Scuba diving is a lot of fun and a great sport. What’s amazing about diving is that you can experience many things that just do not exist topside. For example, underwater you can find an amazing array of plant and animal life. The colors the sensory effects and the physical sensations, just can’t be matched topside.

Unfortunately, scuba diving carries some serious risks. These risks include the possibility of death. The good news here is that if you get some good training and perhaps attend a certified scuba diving program of instruction, these risks can be minimized.

At or near the top of the list of risks is Nitrogen Narcosis. Diving too deep causes Nitrogen Narcosis. Symptoms include disorientation, euphoria, judgment errors, unconsciousness and or hallucinations. Any of these symptoms can prove fatal.

As of yet, the cause of Nitrogen Narcosis is not precisely known. Many scientists believe is has something to do with how pressurized nitrogen gets into the nerve cells in the brain.

Water pressure increases by 1 atm per 33 feet descended.  Regulators are devices that allow air to be drawn air tanks and breathed by the diver. The result is that the air breathed is at the same pressure as the surroundings. This is important so that the lungs can function normally, without so much pressure that breathing is difficult.

When air is compressed it contains nitrogen that gets into the bloodstream via the lungs. When that happens, sometimes the symptoms mentioned above occur.

Most divers begin to feel the effects of Nitrogen Narcosis at about 100 feet below the surface. Some divers feel it sooner and some later. How close to 100 feet below sea-level divers feel these effects depend on things like age, conditioning, training and what they did just before the dive.

No one escapes Nitrogen Narcosis. It impacts everyone starting at around 100 feet below sea level. Nitrogen Narcosis gets really serious at around 300 feet below sea level. At that depth you are pretty much guaranteed hallucinations, unconsciousness and or motor malfunction.
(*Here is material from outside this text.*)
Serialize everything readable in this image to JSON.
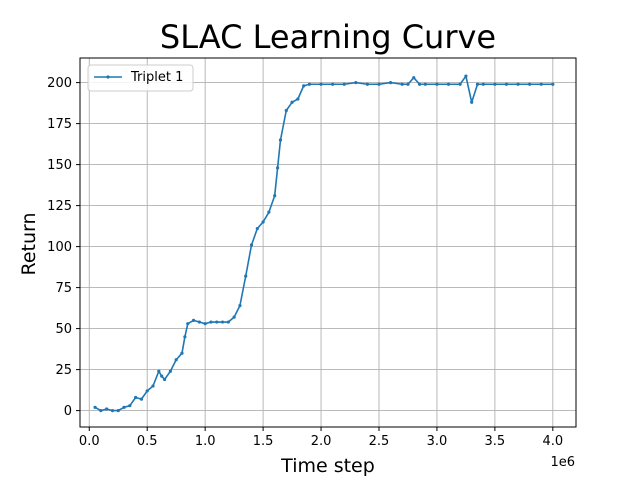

The good news is that the effects of Nitrogen Narcosis can be reversed. The bad news is that once your judgment goes, it’s hard to do a proper enough ascent so that you avoid decompression sickness. Decompression sickness is when you come up too fast.

Sometimes your training can have an impact on the depth at which Nitrogen Narcosis happens. However, the fact of the matter is that it’s possible to avoid any and all damage caused by Nitrogen Narcosis.
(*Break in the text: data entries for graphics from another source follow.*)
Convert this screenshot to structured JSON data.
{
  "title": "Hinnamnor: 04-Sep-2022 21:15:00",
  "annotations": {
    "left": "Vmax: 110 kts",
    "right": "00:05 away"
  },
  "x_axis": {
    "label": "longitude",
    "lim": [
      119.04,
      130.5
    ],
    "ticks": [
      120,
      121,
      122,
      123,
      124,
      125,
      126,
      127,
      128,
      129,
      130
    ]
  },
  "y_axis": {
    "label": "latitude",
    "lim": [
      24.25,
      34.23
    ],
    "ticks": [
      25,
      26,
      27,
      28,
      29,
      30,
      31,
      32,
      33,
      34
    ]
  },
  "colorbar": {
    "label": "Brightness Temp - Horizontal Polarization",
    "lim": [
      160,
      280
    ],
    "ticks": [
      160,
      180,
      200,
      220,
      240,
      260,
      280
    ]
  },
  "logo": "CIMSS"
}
One way to blunt the ill effects of Nitrogen Narcosis involves a dive buddy and hand signals. When diving with a buddy, as you should always do, you can use the thumbs test.

The thumbs test involves one diver holding up a few fingers and then indicating addition by using the thumb in the up position and then another number of fingers. For example, two fingers, thumb up and then one finger equals three fingers. If the receiving diver gets the answer right, they are probably still okay.

A glitch associated with the thumb test is that both divers have to be near each other. As a result, they may both be impacted by Nitrogen Narcosis before the test is started and neither one knows it.

The solution to the thumb test glitch and all other Nitrogen Narcosis risks is a depth gauge. No one should dive without a depth gauge. In addition, it’s crucial to get into the habit of looking at your depth gauge frequently so you always know your depth.

That’s the foolproof way to avoid Nitrogen Narcosis. It’s easy, just stay above the depth at which Nitrogen Narcosis occurs.